I've never liked winter. I used to attribute it to the fact that I was born in Oklahoma and lived there until I was 6 years old. Winter there meant a light frost occasionally and a reprieve from weeding the garden. Leading child psychologists often say that the first 5 years shape the rest of your life. So, as a child, I assumed that I abhored December thru February because of my warm upbringing during my formative years. Now I've come to realize that it's just because winter sucks.

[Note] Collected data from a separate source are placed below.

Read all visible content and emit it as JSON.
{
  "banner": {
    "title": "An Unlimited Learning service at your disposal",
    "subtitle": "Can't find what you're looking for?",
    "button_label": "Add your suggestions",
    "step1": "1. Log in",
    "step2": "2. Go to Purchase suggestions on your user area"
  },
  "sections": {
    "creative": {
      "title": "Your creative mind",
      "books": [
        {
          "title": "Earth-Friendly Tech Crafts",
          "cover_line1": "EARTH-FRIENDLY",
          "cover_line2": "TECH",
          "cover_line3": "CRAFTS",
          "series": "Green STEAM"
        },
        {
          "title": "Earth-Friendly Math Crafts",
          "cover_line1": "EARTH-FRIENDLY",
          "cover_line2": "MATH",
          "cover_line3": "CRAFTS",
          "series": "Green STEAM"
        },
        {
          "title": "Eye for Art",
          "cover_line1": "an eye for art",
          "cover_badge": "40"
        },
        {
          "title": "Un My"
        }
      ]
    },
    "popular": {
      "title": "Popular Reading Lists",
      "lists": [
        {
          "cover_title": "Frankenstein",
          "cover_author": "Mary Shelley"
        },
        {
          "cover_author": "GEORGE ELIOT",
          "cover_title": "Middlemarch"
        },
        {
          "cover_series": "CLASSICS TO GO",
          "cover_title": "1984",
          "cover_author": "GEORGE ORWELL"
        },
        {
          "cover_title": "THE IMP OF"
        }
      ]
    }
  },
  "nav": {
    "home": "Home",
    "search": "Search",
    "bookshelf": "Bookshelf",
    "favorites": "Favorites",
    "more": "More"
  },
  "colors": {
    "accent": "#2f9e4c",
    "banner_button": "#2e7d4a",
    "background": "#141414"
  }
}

Don't get me wrong - I know there are people who just love the crisp, clean look of a fresh layer of snow. They don their parka and matching hat and glove set with glee, sometimes even strapping on a pair of snowshoes or cross country skis. These are the people who have jaunty snowmen in their yard. They are out cheerfully scooping by the time the fourth flake has hit the ground. They decorate with snowflake window clings and glittery snowmen figurines. I'm not sure - but they probably even make snow angels. Surely there is as village in Maine (or perhaps the Himalayas somewhere) that is missing them...

There isn't a single family in Iowa who doesn't have at least a half dozen grainy photos from each generation of bundled human shapes standing next to enormous snow drifts, snow men, snow piles and/or snow forts. It is often impossible to tell who is in the picture, since they are covered in 18 layers of clothing. Relative size, at that point, also is no help. A lone person standing next to a snow drift taller than his head could be little six-year-old Bobby (from the blizzard of '73) or Dad going out to hay the cattle (from the blizzard of '62). Living in Iowa gives you grit, and so we carry on. We scoop. We scrape windshields. We don boots and hats, gloves and scarves, wool socks and thermal underwear. We get chapped lips, chapped cheeks, and chapped hands. In short - we we make the best of it.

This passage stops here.